Returns operational statistics.

{
  bootstrapKeysDerived: 3,
  chirpsSent: 142,
  chirpsReceived: 138,
  chirpsVerified: 135,
  chirpsFailed: 3,
  peerCount: 2
}
jhilke.cleanupPeer(peerId)

Removes all tracked state for a disconnected peer. Called by the mesh when a peer connection is lost.

Event Emissions

JhilkeCoordinator extends EventEmitter. It emits soft intelligence signals — it does NOT take punitive action.
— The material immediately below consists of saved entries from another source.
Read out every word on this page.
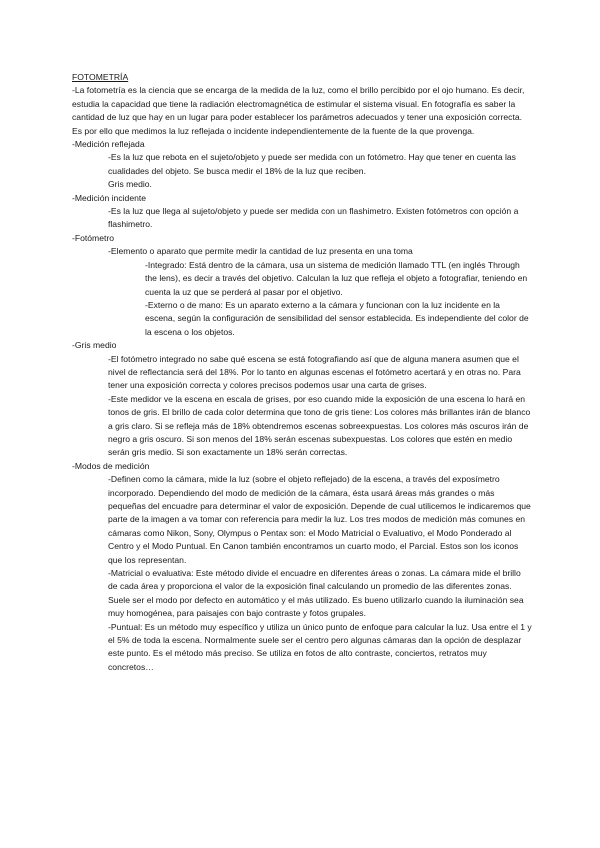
FOTOMETRÍA

-La fotometría es la ciencia que se encarga de la medida de la luz, como el brillo percibido por el ojo humano. Es decir, estudia la capacidad que tiene la radiación electromagnética de estimular el sistema visual. En fotografía es saber la cantidad de luz que hay en un lugar para poder establecer los parámetros adecuados y tener una exposición correcta. Es por ello que medimos la luz reflejada o incidente independientemente de la fuente de la que provenga.

-Medición reflejada

-Es la luz que rebota en el sujeto/objeto y puede ser medida con un fotómetro. Hay que tener en cuenta las cualidades del objeto. Se busca medir el 18% de la luz que reciben.

Gris medio.

-Medición incidente

-Es la luz que llega al sujeto/objeto y puede ser medida con un flashimetro. Existen fotómetros con opción a flashimetro.

-Fotómetro

-Elemento o aparato que permite medir la cantidad de luz presenta en una toma

-Integrado: Está dentro de la cámara, usa un sistema de medición llamado TTL (en inglés Through the lens), es decir a través del objetivo. Calculan la luz que refleja el objeto a fotografiar, teniendo en cuenta la uz que se perderá al pasar por el objetivo.

-Externo o de mano: Es un aparato externo a la cámara y funcionan con la luz incidente en la escena, según la configuración de sensibilidad del sensor establecida. Es independiente del color de la escena o los objetos.

-Gris medio

-El fotómetro integrado no sabe qué escena se está fotografiando así que de alguna manera asumen que el nivel de reflectancia será del 18%. Por lo tanto en algunas escenas el fotómetro acertará y en otras no. Para tener una exposición correcta y colores precisos podemos usar una carta de grises.

-Este medidor ve la escena en escala de grises, por eso cuando mide la exposición de una escena lo hará en tonos de gris. El brillo de cada color determina que tono de gris tiene: Los colores más brillantes irán de blanco a gris claro. Si se refleja más de 18% obtendremos escenas sobreexpuestas. Los colores más oscuros irán de negro a gris oscuro. Si son menos del 18% serán escenas subexpuestas. Los colores que estén en medio serán gris medio. Si son exactamente un 18% serán correctas.

-Modos de medición

-Definen como la cámara, mide la luz (sobre el objeto reflejado) de la escena, a través del exposímetro incorporado. Dependiendo del modo de medición de la cámara, ésta usará áreas más grandes o más pequeñas del encuadre para determinar el valor de exposición. Depende de cual utilicemos le indicaremos que parte de la imagen a va tomar con referencia para medir la luz. Los tres modos de medición más comunes en cámaras como Nikon, Sony, Olympus o Pentax son: el Modo Matricial o Evaluativo, el Modo Ponderado al Centro y el Modo Puntual. En Canon también encontramos un cuarto modo, el Parcial. Estos son los iconos que los representan.

-Matricial o evaluativa: Este método divide el encuadre en diferentes áreas o zonas. La cámara mide el brillo de cada área y proporciona el valor de la exposición final calculando un promedio de las diferentes zonas. Suele ser el modo por defecto en automático y el más utilizado. Es bueno utilizarlo cuando la iluminación sea muy homogénea, para paisajes con bajo contraste y fotos grupales.

-Puntual: Es un método muy específico y utiliza un único punto de enfoque para calcular la luz. Usa entre el 1 y el 5% de toda la escena. Normalmente suele ser el centro pero algunas cámaras dan la opción de desplazar este punto. Es el método más preciso. Se utiliza en fotos de alto contraste, conciertos, retratos muy concretos…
KARMA handles consequences:

Event Trigger Payload
chirp:verified Incoming chirp validates (friend) { peerId, tick, offset }
chirp:failed Incoming chirp fails verification (foe?) { peerId, consecutiveFailures }
act:state ACT state transition or broadcast tick { state, targetEpoch }
act:execute Epoch boundary reached + r ≥ 0.2 { targetEpoch }

Security Properties

  • Zero plaintext first message — The bootstrap key (derived from code hash + build nonce) gives ANNEX a symmetric key before any traffic flows. The very first message on the wire is encrypted.
  • Build isolation — The buildNonce from manifest.json makes both the bootstrap key and the chirp dialect per-build secrets. Source code alone is insufficient to derive either one.
  • Codebase-bound dialect — Only nodes with identical code hash + identical build nonce (verified by the Validation Oracle) can produce or verify chirps. Fork the code → different dialect.
  • Internal-state-driven transitions — ACT state transitions are driven purely by internal state and timers; never by external signals. This prevents remote reset attacks.
  • Traffic analysis resistance — Chirps blend into normal mesh_entropy traffic at the same 30-second gossip cadence. PRAHARI-sourced variable padding (16–64 bytes) prevents size fingerprinting.
  • AGUWA epoch synchronization — ACT executes only at GPS-synchronized epoch boundaries with order parameter r ≥ 0.2. No node acts unilaterally.

Relationship to ANNEX

JHILKE and ANNEX are deliberately separate modules with clean separation of concerns:

Responsibility ANNEX JHILKE
Symmetric encryption AES-256-GCM encrypt/decrypt
Initial key derivation Uses key from JHILKE HKDF(SHA3(codeHash + buildNonce))
KEM exchange ML-KEM-768 encap/decap
Transition coordination ACT state machine (AGUWA-gated)
Peer verification Friend-or-foe chirps (30s)
Message signing ML-DSA-65 sign/verify
Design Philosophy: ANNEX doesn't know how its initial key is derived or when transitions should happen — it just encrypts and decrypts. JHILKE doesn't know how encryption works — it derives keys, verifies peers, and coordinates transition timing. Separation of concerns, Himalayan style.

What JHILKE Is NOT

  • Not a key exchange protocol. It's deterministic bootstrap + coordination. ANNEX handles actual ML-KEM-768 key exchange.
  • Not a trust model. KARMA evaluates chirp failures and manages peer reputation. JHILKE just emits events.
  • Not an encryption cipher. ANNEX handles AES-256-GCM encryption. JHILKE coordinates transition timing and verifies peer identity — KARMA handles trust.
  • Not a failover handler. Lost or failed chirps increment consecutiveFailures — KARMA decides the consequences.

JHILKE is the cricket chorus conductor — it orchestrates when and how all nodes synchronize to the same cryptographic state, continuously verifies that peers belong to the same swarm, and provides ANNEX with the foundation for encrypted communication from the very first message.